Merci studied me over the mouth of her beer bottle for a moment. Then she began to talk.

Merci claimed she hadn’t encouraged Jamie to leave home, hadn’t invited her to her fleabag apartment on Franklin Avenue in Minneapolis. Yet one day there she was, suitcase in hand. Of course Merci took her in.

“Why did Jamie leave home?”

“What did she tell you?”

“She said she was tired of the lies.”

“Aren’t we all.”

“What lies?”

“Ask Richard.”

“Something happened between her and Mr. Carlson?”

“What’s it they say? ‘It’s always something.’ I don’t want to talk about it.”

I did. But I was afraid I might lose her if I kept pushing, so I changed the subject.

“Her new ID. Jamie Kincaid? Did you manage it?”

“ID? Yeah. I knew a couple of guys that helped us out—for a price. We furnished Jamie with a new name, driver’s license, social security number, the works. We even forged some transcripts to get her into community college. She worked as a receptionist during the day, went to school to be a paralegal at night.”
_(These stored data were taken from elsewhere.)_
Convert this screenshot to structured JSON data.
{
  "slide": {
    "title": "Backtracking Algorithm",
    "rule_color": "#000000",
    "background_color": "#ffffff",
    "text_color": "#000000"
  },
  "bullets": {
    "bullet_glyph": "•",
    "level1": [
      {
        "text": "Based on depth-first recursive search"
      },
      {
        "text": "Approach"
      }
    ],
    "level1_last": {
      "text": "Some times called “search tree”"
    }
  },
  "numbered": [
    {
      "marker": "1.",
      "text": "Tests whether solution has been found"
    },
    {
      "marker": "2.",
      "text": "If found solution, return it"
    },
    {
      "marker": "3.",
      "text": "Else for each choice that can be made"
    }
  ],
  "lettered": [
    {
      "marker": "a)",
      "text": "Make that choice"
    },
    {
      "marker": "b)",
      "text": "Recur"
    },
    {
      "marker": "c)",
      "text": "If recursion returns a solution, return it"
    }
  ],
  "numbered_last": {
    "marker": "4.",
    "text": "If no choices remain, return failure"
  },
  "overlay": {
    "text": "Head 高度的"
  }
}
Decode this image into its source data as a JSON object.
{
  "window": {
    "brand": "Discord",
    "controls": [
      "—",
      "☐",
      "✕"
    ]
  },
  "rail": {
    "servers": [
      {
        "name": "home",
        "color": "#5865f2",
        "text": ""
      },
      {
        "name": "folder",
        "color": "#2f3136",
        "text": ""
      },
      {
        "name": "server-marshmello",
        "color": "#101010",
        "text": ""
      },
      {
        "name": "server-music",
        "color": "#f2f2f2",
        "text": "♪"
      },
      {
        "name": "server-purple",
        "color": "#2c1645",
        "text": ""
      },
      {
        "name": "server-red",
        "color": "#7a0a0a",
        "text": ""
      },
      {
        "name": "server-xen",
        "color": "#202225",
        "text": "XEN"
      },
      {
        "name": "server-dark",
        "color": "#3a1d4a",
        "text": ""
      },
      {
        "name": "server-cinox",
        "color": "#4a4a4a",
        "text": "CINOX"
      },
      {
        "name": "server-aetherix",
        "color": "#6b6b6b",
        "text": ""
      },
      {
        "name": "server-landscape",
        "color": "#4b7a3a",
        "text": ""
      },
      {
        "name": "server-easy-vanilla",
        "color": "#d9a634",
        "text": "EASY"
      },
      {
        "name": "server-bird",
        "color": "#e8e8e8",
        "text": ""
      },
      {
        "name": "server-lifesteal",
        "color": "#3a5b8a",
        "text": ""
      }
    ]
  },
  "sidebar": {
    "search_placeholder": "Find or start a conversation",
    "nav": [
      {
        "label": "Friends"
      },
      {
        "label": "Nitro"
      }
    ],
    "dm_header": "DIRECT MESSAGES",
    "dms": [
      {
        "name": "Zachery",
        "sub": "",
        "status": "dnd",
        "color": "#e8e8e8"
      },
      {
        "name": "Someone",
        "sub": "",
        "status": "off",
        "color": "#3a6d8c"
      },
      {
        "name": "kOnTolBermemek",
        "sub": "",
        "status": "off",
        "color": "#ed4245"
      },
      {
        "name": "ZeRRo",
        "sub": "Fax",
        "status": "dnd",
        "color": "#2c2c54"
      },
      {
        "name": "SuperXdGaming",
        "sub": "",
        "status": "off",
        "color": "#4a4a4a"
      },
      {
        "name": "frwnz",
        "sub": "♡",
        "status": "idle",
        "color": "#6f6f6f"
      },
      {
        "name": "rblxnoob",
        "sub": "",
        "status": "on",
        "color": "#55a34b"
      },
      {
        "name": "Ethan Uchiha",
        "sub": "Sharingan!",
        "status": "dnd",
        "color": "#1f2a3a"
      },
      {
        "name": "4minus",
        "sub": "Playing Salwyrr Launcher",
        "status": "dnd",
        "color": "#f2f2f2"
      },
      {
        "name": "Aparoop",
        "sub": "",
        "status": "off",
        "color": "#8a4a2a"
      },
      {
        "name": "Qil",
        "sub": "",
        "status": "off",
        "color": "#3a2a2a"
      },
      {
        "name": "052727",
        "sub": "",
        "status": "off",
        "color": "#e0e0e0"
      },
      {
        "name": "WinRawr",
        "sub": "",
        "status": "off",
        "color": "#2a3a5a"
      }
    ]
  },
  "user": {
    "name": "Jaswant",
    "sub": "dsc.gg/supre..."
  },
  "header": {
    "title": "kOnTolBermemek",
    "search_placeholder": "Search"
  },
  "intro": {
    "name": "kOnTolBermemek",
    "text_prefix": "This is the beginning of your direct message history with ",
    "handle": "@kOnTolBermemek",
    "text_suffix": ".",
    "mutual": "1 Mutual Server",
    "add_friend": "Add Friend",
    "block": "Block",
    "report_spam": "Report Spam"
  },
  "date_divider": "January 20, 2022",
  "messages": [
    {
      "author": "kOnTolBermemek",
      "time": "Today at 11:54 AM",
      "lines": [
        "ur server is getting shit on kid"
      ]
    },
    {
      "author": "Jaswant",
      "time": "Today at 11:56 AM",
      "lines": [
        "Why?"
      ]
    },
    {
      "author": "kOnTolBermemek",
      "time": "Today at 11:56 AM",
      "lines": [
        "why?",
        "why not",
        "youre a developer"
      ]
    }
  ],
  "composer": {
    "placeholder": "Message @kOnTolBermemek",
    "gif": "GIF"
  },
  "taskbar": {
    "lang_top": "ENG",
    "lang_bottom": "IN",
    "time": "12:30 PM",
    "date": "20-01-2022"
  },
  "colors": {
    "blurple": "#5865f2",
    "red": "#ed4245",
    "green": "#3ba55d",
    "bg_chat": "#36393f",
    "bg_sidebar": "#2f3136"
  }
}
“She worked for a law firm,” I added.

“In Arden Hills.”

“That’s where she met Bruder?”

“Uh huh. He took one look at her and, well, you saw how pretty she was.”

“She was beautiful.”

Merci nodded and bowed her head. This time the tears that formed in her eyes were as real as life and death. She brushed them away and took another swallow of beer.

“I tried to talk her out of it, the marriage I mean.” Merci’s voice was suddenly drenched in regret. “It was selfish of me. I was afraid of being alone again. You gotta know, when we went out together, it was pretty amazing the sensation we caused. Guys would line up three deep to buy us drinks, buy us dinner, buy us all kinds of things. Jamie didn’t like it, though. She thought by accepting gifts we were entering into some kinda—what did she call it—‘implied contract.’ I guess she learned that in school. She said the guys now had the right to expect something in return and she wasn’t willing to reciprocate, which is another legal word. You believe that? I told her to loosen up, only she never did. Then when David came around—Mr. Nice Suit, Nice Manners, Money-in-the-Bank—well, I guess that’s what she was looking for. Jamie earned her diploma but she didn’t use it long. They were married like three months later and that was that.”